The district court's dismissal of the claims against Defendant-Appellee Bacon raises issues relating, first, to the availability of an action for damages in the wake of Supreme Court decisions post-Bivens v. Six Unknown Federal Narcotics Agents, 403 U.S. 388 (1971), and second, to the availability of injunctive relief. The district court, however, did not consider whether a Bivens remedy was available here, because it correctly concluded that, in any event, Defendant Bacon was entitled to qualified immunity.

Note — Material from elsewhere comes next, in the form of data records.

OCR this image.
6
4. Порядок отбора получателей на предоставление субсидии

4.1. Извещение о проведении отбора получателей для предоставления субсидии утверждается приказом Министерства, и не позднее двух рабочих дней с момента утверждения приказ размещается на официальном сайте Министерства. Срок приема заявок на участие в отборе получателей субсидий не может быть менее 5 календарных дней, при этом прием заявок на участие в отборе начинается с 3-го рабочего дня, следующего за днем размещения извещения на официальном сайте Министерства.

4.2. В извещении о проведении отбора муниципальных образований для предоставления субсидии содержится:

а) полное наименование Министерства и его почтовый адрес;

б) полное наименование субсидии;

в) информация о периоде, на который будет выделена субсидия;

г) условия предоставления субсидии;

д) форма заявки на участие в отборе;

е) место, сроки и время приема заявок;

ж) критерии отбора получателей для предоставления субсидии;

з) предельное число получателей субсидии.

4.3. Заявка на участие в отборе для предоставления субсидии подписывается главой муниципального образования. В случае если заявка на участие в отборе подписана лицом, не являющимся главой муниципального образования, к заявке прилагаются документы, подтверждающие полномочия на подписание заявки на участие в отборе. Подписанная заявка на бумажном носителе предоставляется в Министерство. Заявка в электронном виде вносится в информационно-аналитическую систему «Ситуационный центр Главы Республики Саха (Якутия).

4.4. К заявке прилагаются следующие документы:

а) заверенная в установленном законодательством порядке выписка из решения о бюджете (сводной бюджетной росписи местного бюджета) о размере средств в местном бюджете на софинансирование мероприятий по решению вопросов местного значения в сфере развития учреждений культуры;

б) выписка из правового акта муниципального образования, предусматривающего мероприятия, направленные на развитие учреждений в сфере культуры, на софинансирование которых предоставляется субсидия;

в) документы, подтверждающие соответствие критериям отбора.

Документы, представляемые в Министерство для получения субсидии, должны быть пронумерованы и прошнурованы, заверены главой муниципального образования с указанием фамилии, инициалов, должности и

It was not clearly established that precluding the use of the mail for service of documents under the circumstances of this case violated a constitutional right of access to the courts. The relevant regulation, 28 C.F.R. § 540.17, provides that inmates "may" be permitted to correspond with incarcerated family members. It then makes specific reference to legal proceedings. See 28 C.F.R. § 540.17(b)(1) ("The appropriate unit manager at each institution must approve of the correspondence if both inmates are housed in Federal institutions and both inmates are members of the same immediate family or are a party or witness in a legal action in which both inmates are involved."); Turner v. Safley, 482 U.S. 78, 93 (1987) (citing the regulation for the proposition that "well-run prison systems, including the Federal Bureau of Prisons, have concluded that . . . restrictions on inmate correspondence were necessary to protect institutional order and security"). The denial did not clearly violate what the Court in Bounds v. Smith, 430 U.S. 817 (1977), and Lewis v. Casey, 518 U.S. 343 (1996), recognized as a right to access for prisoners seeking review of their convictions or prison conditions of confinement. The district court properly concluded Bacon was entitled to qualified immunity. He violated no right that was clearly established.

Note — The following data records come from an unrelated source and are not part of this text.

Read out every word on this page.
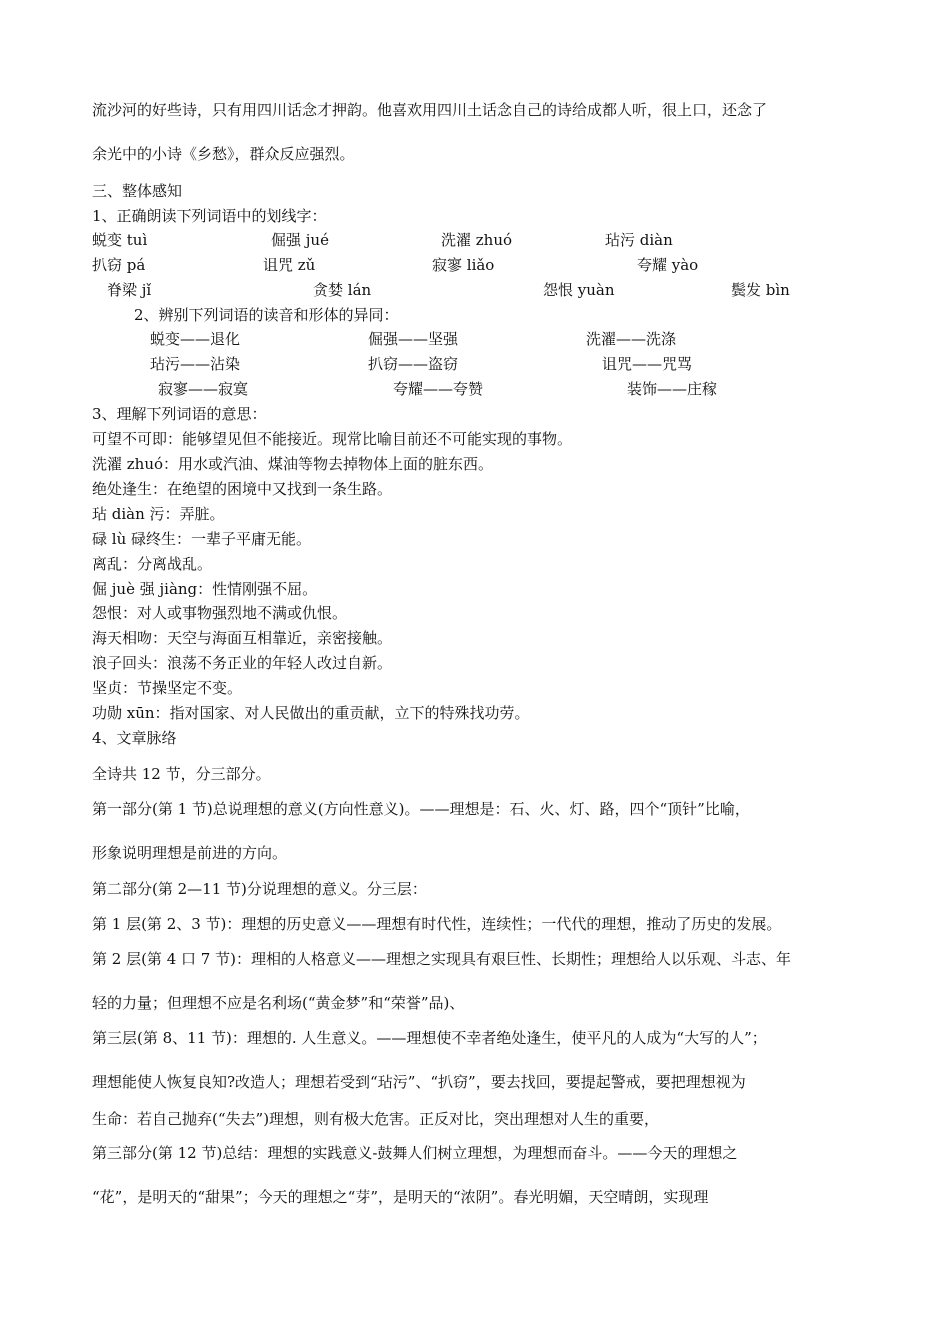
流沙河的好些诗，只有用四川话念才押韵。他喜欢用四川土话念自己的诗给成都人听，很上口，还念了
余光中的小诗《乡愁》，群众反应强烈。
三、整体感知
1、正确朗读下列词语中的划线字：
蜕变 tuì	倔强 jué	洗濯 zhuó	玷污 diàn
扒窃 pá	诅咒 zǔ	寂寥 liǎo	夸耀 yào
脊梁 jǐ	贪婪 lán	怨恨 yuàn	鬓发 bìn
2、辨别下列词语的读音和形体的异同：
蜕变——退化	倔强——坚强	洗濯——洗涤
玷污——沾染	扒窃——盗窃	诅咒——咒骂
寂寥——寂寞	夸耀——夸赞	装饰——庄稼
3、理解下列词语的意思：
可望不可即：能够望见但不能接近。现常比喻目前还不可能实现的事物。
洗濯 zhuó：用水或汽油、煤油等物去掉物体上面的脏东西。
绝处逢生：在绝望的困境中又找到一条生路。
玷 diàn 污：弄脏。
碌 lù 碌终生：一辈子平庸无能。
离乱：分离战乱。
倔 juè 强 jiàng：性情刚强不屈。
怨恨：对人或事物强烈地不满或仇恨。
海天相吻：天空与海面互相靠近，亲密接触。
浪子回头：浪荡不务正业的年轻人改过自新。
坚贞：节操坚定不变。
功勋 xūn：指对国家、对人民做出的重贡献，立下的特殊找功劳。
4、文章脉络
全诗共 12 节，分三部分。
第一部分(第 1 节)总说理想的意义(方向性意义)。——理想是：石、火、灯、路，四个“顶针”比喻，
形象说明理想是前进的方向。
第二部分(第 2—11 节)分说理想的意义。分三层：
第 1 层(第 2、3 节)：理想的历史意义——理想有时代性，连续性；一代代的理想，推动了历史的发展。
第 2 层(第 4 口 7 节)：理相的人格意义——理想之实现具有艰巨性、长期性；理想给人以乐观、斗志、年
轻的力量；但理想不应是名利场(“黄金梦”和“荣誉”品)、
第三层(第 8、11 节)：理想的. 人生意义。——理想使不幸者绝处逢生，使平凡的人成为“大写的人”；
理想能使人恢复良知?改造人；理想若受到“玷污”、“扒窃”，要去找回，要提起警戒，要把理想视为
生命：若自己抛弃(“失去”)理想，则有极大危害。正反对比，突出理想对人生的重要，
第三部分(第 12 节)总结：理想的实践意义-鼓舞人们树立理想，为理想而奋斗。——今天的理想之
“花”，是明天的“甜果”；今天的理想之“芽”，是明天的“浓阴”。春光明媚，天空晴朗，实现理
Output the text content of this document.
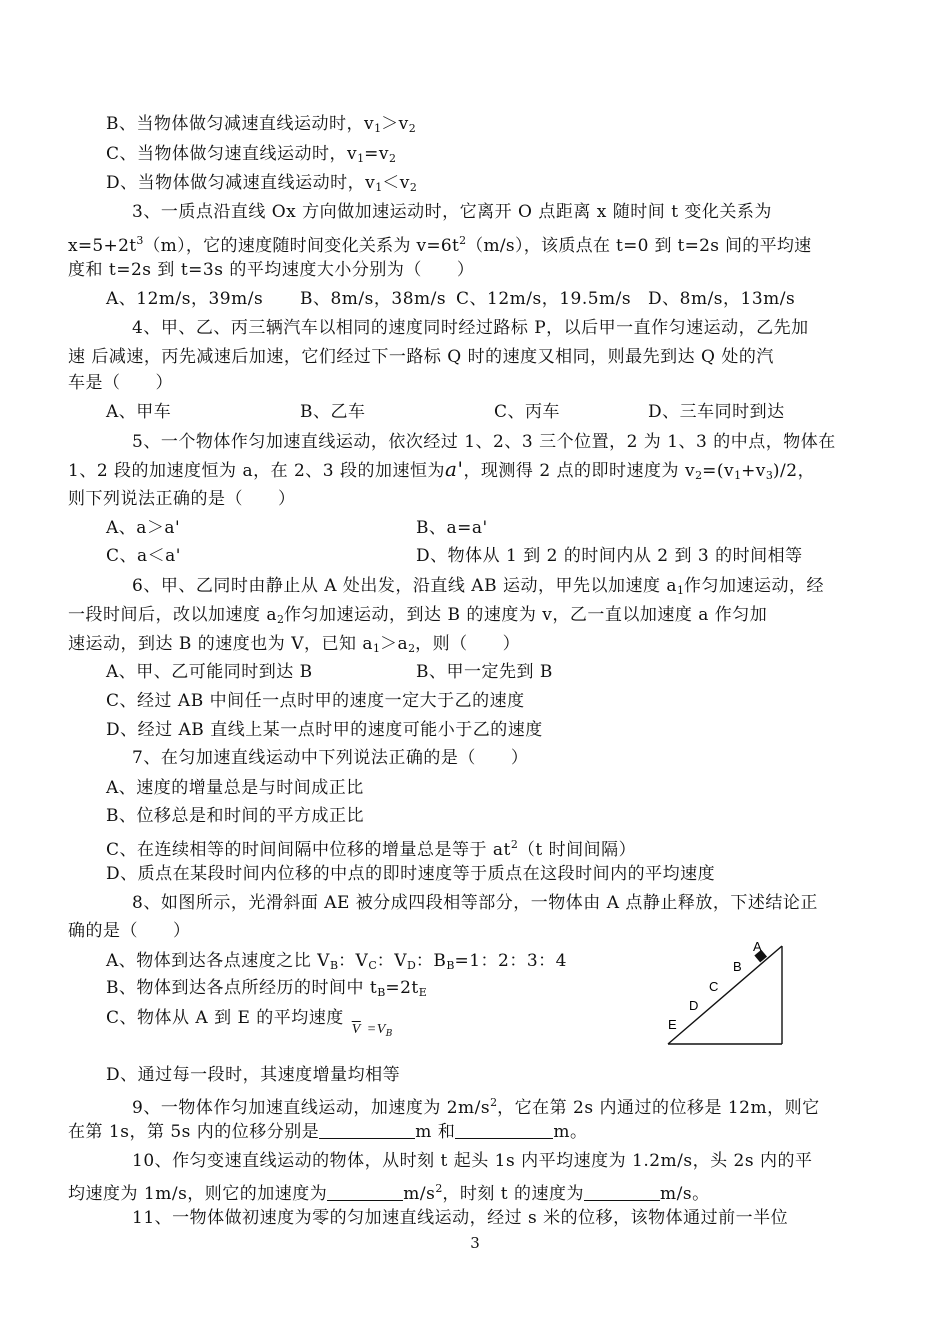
B、当物体做匀减速直线运动时，$v_1>v_2$
C、当物体做匀速直线运动时，$v_1=v_2$
D、当物体做匀减速直线运动时，$v_1<v_2$
3、一质点沿直线 Ox 方向做加速运动时，它离开 O 点距离 x 随时间 t 变化关系为
$x=5+2t^3(m)$，它的速度随时间变化关系为 $v=6t^2(m/s)$，该质点在 t=0 到 t=2s 间的平均速
度和 t=2s 到 t=3s 的平均速度大小分别为（　　）
A、12m/s，39m/s B、8m/s，38m/s C、12m/s，19.5m/s D、8m/s，13m/s
4、甲、乙、丙三辆汽车以相同的速度同时经过路标 P，以后甲一直作匀速运动，乙先加
速 后减速，丙先减速后加速，它们经过下一路标 Q 时的速度又相同，则最先到达 Q 处的汽
车是（　　）
A、甲车	B、乙车	C、丙车	D、三车同时到达
5、一个物体作匀加速直线运动，依次经过 1、2、3 三个位置，2 为 1、3 的中点，物体在
1、2 段的加速度恒为 a，在 2、3 段的加速恒为a'，现测得 2 点的即时速度为 $v_2=(v_1+v_3)/2$，
则下列说法正确的是（　　）
A、a＞a'	B、a=a'
C、a＜a'	D、物体从 1 到 2 的时间内从 2 到 3 的时间相等
6、甲、乙同时由静止从 A 处出发，沿直线 AB 运动，甲先以加速度 $a_1$作匀加速运动，经
一段时间后，改以加速度 $a_2$作匀加速运动，到达 B 的速度为 v，乙一直以加速度 a 作匀加
速运动，到达 B 的速度也为 V，已知 $a_1>a_2$，则（　　）
A、甲、乙可能同时到达 B	B、甲一定先到 B
C、经过 AB 中间任一点时甲的速度一定大于乙的速度
D、经过 AB 直线上某一点时甲的速度可能小于乙的速度
7、在匀加速直线运动中下列说法正确的是（　　）
A、速度的增量总是与时间成正比
B、位移总是和时间的平方成正比
C、在连续相等的时间间隔中位移的增量总是等于 $at^2(t$ 时间间隔）
D、质点在某段时间内位移的中点的即时速度等于质点在这段时间内的平均速度
8、如图所示，光滑斜面 AE 被分成四段相等部分，一物体由 A 点静止释放，下述结论正
确的是（　　）
A、物体到达各点速度之比 $V_B$：$V_C$：$V_D$：$B_B=1$：2：3：4
B、物体到达各点所经历的时间中 $t_B=2t_E$
C、物体从 A 到 E 的平均速度 $\overline{V} =V_B$
D、通过每一段时，其速度增量均相等
A
B
C
D
E
9、一物体作匀加速直线运动，加速度为 $2m/s^2$，它在第 2s 内通过的位移是 12m，则它
在第 1s，第 5s 内的位移分别是	m 和	m。
10、作匀变速直线运动的物体，从时刻 t 起头 1s 内平均速度为 1.2m/s，头 2s 内的平
均速度为 1m/s，则它的加速度为	$m/s^2$，时刻 t 的速度为	m/s。
11、一物体做初速度为零的匀加速直线运动，经过 s 米的位移，该物体通过前一半位
3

Qualified immunity, however, does not constitute a bar to equitable relief. See Hydrick v. Hunter, 669 F.3d 937, 939-40 (9th Cir. 2012) ("Qualified immunity is only an immunity from a suit for money damages, and does not provide immunity from a suit seeking declaratory or injunctive relief." (citations omitted)). The district court therefore erred in dismissing the claim for injunctive relief on the ground that the remaining Defendant, Bacon, was entitled to qualified immunity. The government on appeal points only to the fact that the final amended complaint does not expressly allege a cause of action against defendants in their official capacity and argues equitable relief is therefore unavailable to him. See Ministerio Roca Solida v. McKelvey, 820 F.3d 1090, 1094 (9th Cir. 2016). The complaint, however, did expressly seek injunctive relief. It may be that the claim for injunctive relief is by now moot because of the finality and unreviewability of the divorce proceedings, but that is for the district court to determine in the first instance.
The judgment dismissing the action against Defendant Hillers for lack of personal jurisdiction is affirmed. The judgment dismissing the Bivens claim against Defendant Bacon is affirmed and the case is remanded for further proceedings on the claim for equitable relief.
AFFIRMED in part, REVERSED in part, and REMANDED in part. The parties shall bear their own costs.